Ben slipped the drink tray back in the cradle and looked around for something else to do.
“Don’t you have class work?” Candace asked without looking up from her book.
He tossed his rag onto the prep counter. “Didn’t bring anything with me.”
She looked up at him and then back down at her book. She was reading microscopic print next to a painting of a robed man standing on a rocky ledge. The man had his chest out and seemed to be shouting.
“Art history?” Ben asked.
Candace nodded.
Ben looked at the caption under the painting – “Saint Francis in the Desert” by Giovanni Bellini.
“Deadly boring class?”
Candace exhaled. Ben gleaned a paragraph of meaning from the exhale. His question was a cliché, for one. Sure, doltish students who took Art History typically complained of boredom, but Candace didn’t care whether the subject was typically considered boring. She appreciated art, found the study of paintings stimulating, found reading about them stimulating, found talking to knowledgeable and open-minded people about them stimulating. Ben had disappointed her, as most people did. It was quite an exhale — complex, adorable, formidable, and potentially promising. It wasn’t a “go away” exhale. He decided to try again. Nothing to lose.
“Do you like Bellini in particular?”
Her right eyebrow and the right side of her mouth rose microscopically. “What do you know about him?”
“Nothing,” he admitted, and then felt a small jolt of self-approval for owning his ignorance.
She nodded.
He said, “What can you tell an open-minded-but-not-knowledgeable person about him?”
She looked at him and screwed up her mouth. Then her eyes shifted past him and she said, “Table four.”

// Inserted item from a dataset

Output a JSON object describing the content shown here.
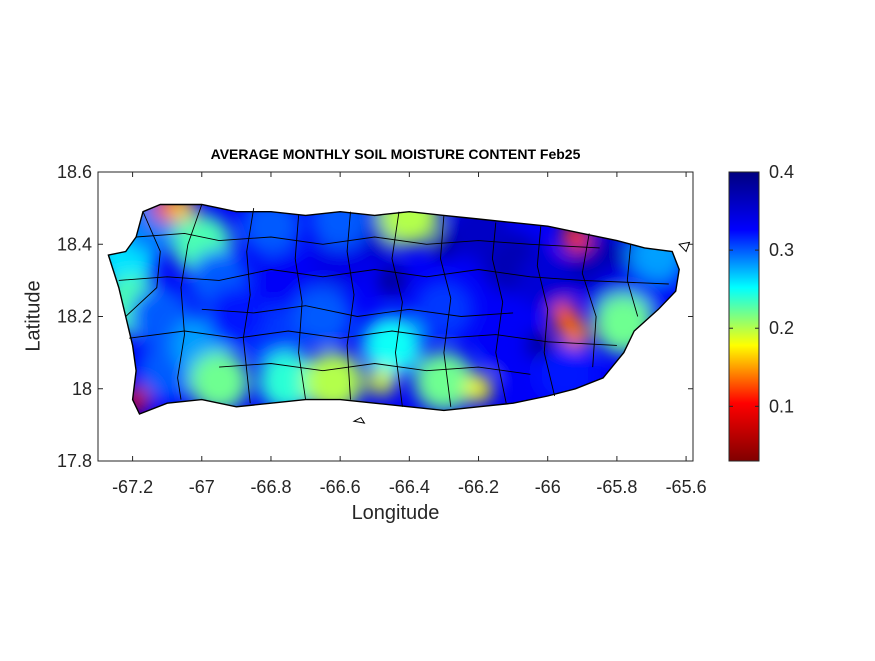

The man at table four asked for a cinnamon scone and two forks. Ben filled the order and then went back to at the end of the counter where Candace had moved. She’d put her book face down by the dairy refrigerator and was counting the milks and cream cups. She held a pencil between her teeth. Her pronounced cheekbones were slightly ruddy with acne scars, but otherwise her skin was smooth. She had what Ben considered a perfect nose and attractively light-lidded green eyes. By the standards of Arizona, she was pale. She wore her hair pulled into a nondescript bun. But the bun paid her the compliment of an attractive neck line in profile. Ben had not been blind to her before, but he was in a strange place today, just now. His nerve endings were wide open, his senses unguarded. He felt like talking, too, and he felt capable of talking interestingly, which was not always to be counted on. And maybe if he talked he could avoid the geeky urge to stare, moony-eyed.
As Candace finished her count and wrote numbers into the ledger atop the refrigerator, he said, “Let’s play ‘non sequitur.’”
She gave him a skeptical glance.
He said, “The USS Arizona was commissioned in 1913. Same year the crossword puzzle was born.”
“Trivia?” Her tone was clipped, but her green eyes were engaged.
“Where were you born?” he asked.
“Why?”
“It’s part of the game.”
Her gaze dared him to back down. When he didn’t, she said, “Alright. Millersville, Pennsylvania. What does that mean to you?”
“Near Lancaster, Amish country. At age 14, an Amish boy leaves home to experience the outside world. It’s a tradition called Rumspringa. It ends either when the boy returns to be baptized or chooses life outside the Amish.”
She nodded. “You’ve read the Cliff’s Notes on Lancaster County, I see.”
“No,” he said, missing the joke at first then realizing it a second later but deciding not to backtrack. “I watched a documentary. Now your turn.”